Captain Turnbull, a Para who stayed with the family, was also keen on the pub's windows - he liked to climb through them.

"He would climb in through the window so that we didn't know what time he was getting in at night," said John.

In all, four Paras lodged at the Canute Place pub, which became the regiment's unofficial headquarters.

Two of the visitors, Jimmy White and Laurie Grey, were like chalk and cheese.

"The night before a drop Grey would sit around the table perspiring because he was so nervous," said John.

"White on the other hand would be telling jokes."

The pub was a popular haunt with many soldiers.

"It was all part of the British togetherness during the war," said John.

"The soldiers were picked up along Manchester Road and driven back to save them two drunken miles of walking."

As a boy with just a sister for company, there was little to do.

But the pub's basement provided the Howards with an ideal bunker to shelter from Germany's bombers.

There they would huddle together and listen to the drone of aircraft engines as the German bombers headed for Manchester.

"I was never frightened, just excited," said John.

"It isn't until you are older that you are able to put into perspective what we went through."

Life still went on and for John, that meant lessons at Silk Mill Street, and later Egerton.

He left school at 16 and got a job in the tailoring trade.

After five years he could make his own suit, but he was frustrated.

Then at 21 he was called up for National Service.

Part of his two-year training was spent at Catterick in Yorkshire - a place where the nights were cold and the barracks were heated by an oven.

He recalled one night when they awoke to find a flock of SHEEP had sneaked into their barracks.

"They'd been sitting around the fire to keep themselves warm," said John.

His regiment, the 4th Queen's Own Hussars, were billeted to Bergen-Belsen.

"It was an awful place. In the ground at the concentration camp we could still see badges off the uniforms of Germans," said John.

"There were clothes visible through the dust."

He returned to England and began to look for another job.

He found one - working for Harrods where he eventually became a buyer of leather products.

"I felt that everything had gone full circle," said John.

"My grandfather had worked as a leather buyer for Richard Watt and then I was working for Harrods doing the same thing."

John also modelled for the company in the early 60s.

But in 1965, the lure of the restaurant trade became too much and he returned to Knutsford to set up The Tavern.

It was one of the first Danish restaurants in England, but at first it wasn't the great success he had hoped for.

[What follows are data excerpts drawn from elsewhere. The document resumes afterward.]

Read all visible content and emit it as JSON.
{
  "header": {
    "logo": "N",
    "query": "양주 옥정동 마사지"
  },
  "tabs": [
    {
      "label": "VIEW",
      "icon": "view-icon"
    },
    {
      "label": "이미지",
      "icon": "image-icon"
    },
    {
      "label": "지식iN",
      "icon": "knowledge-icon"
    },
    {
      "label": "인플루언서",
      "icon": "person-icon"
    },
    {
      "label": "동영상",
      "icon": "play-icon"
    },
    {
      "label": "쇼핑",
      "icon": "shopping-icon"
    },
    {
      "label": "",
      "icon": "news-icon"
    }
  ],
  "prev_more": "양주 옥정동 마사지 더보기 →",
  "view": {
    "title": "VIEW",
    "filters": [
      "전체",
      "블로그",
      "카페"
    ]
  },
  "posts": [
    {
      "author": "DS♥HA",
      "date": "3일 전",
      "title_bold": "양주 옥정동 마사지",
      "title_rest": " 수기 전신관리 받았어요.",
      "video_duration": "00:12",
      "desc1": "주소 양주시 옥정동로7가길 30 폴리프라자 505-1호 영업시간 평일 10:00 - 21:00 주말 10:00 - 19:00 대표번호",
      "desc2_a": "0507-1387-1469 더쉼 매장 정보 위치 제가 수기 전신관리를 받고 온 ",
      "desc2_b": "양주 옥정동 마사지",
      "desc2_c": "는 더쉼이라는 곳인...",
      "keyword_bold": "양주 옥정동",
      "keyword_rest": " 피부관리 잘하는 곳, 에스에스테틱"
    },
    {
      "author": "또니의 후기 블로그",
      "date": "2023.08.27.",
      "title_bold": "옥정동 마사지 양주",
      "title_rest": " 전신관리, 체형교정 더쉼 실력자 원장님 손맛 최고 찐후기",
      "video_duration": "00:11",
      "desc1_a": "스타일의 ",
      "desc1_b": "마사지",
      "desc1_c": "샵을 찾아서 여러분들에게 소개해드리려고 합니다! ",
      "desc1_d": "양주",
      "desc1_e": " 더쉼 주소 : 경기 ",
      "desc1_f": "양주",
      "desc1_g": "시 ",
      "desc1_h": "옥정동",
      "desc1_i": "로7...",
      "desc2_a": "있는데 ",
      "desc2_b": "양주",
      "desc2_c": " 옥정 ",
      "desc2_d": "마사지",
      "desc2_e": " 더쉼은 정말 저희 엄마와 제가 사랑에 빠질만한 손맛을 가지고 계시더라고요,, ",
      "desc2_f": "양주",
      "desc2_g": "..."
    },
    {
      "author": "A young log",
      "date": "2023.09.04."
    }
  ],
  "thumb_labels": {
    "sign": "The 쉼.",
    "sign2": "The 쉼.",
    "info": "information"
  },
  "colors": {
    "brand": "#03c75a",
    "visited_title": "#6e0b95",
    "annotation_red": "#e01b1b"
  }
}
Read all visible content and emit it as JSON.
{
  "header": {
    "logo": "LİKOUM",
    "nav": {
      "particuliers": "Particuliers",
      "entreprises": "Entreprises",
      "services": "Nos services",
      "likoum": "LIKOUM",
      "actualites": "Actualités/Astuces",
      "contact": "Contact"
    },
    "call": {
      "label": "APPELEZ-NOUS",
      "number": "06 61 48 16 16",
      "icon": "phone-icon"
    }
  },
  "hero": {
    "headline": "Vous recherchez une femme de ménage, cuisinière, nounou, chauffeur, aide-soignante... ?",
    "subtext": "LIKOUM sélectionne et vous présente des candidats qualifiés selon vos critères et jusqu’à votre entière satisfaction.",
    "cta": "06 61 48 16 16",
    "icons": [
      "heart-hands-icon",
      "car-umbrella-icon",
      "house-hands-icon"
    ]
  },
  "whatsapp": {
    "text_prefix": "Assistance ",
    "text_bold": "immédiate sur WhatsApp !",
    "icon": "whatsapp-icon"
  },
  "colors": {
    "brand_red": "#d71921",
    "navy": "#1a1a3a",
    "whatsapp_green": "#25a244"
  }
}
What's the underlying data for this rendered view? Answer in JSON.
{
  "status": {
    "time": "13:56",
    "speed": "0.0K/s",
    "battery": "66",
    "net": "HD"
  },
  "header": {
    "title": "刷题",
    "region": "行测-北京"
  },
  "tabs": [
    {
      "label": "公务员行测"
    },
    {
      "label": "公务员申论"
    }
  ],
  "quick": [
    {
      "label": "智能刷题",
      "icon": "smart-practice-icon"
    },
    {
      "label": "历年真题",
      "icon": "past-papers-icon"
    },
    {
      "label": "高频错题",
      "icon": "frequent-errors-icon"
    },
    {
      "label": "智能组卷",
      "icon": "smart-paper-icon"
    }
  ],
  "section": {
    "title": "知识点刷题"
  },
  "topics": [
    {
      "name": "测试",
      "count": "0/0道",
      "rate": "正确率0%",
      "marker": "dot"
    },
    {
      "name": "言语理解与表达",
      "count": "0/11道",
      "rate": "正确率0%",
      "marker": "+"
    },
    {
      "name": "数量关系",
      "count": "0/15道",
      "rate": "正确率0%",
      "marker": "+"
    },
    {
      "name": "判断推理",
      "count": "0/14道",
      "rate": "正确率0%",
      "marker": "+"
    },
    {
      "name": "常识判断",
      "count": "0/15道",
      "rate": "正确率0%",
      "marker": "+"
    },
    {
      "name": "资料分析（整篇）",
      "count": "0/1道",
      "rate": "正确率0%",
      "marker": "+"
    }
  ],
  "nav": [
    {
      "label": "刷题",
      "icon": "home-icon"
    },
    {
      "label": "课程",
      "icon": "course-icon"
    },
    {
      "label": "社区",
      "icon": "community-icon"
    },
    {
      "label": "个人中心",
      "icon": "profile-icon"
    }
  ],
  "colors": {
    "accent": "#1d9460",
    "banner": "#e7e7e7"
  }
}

"On my first night no one came into the restaurant," said John, of Ruskin Court.

In the 1970s he took on the running of the King's Coffee House from his ailing father.

John co-founded La Belle Epoque and also became a tour guide for Americans visiting Britain.

Viscount Ashbrook had spotted his skills and took him on as a custodian of Arley Hall.

"That was one of the happiest times in my life," he said. "I never used to be able to face a crowd, but since then I have no problem giving lectures."

He now puts his newly-found skills into practice, giving talks about Knutsford's history through the eyes of his family who have lived in the town since 1840.

Most, though, know they can find him on a summer's afternoon - watching cricket at Toft's ground in Chelford Road.

Bergen

The pub attracted a lot of the soldiers and John remembers some real characters from the American camp.

Whenever a fight broke out and there were Americans at the scene, a white jeep would pull up and with the American police inside.

If any Americans were present they would be punished and driven back to the camp.

On one occasion however the police were nowhere to be found when Harry needed them most.

Some drunk Americans got into the cellar of The White Bear and stole a barrel of beer.

"My dad was so small that no one would ever hit him," said John.

"But a big American soldier held him against a wall with his feet dangling while the others stole the barrel."His job in the war was to write up the reports of a technician on the performance of the latest tanks.

The Conqueror was one such tank and it had a few faults.

It was so big it couldn't move over wet ground and the shells it required were too heavy for the men to carry them.

John would be locked away in a room with a typewriter to copy up the report.

"Outside I could hear the dispatch rider revving up his engine and I knew that the report had to be finished," said John.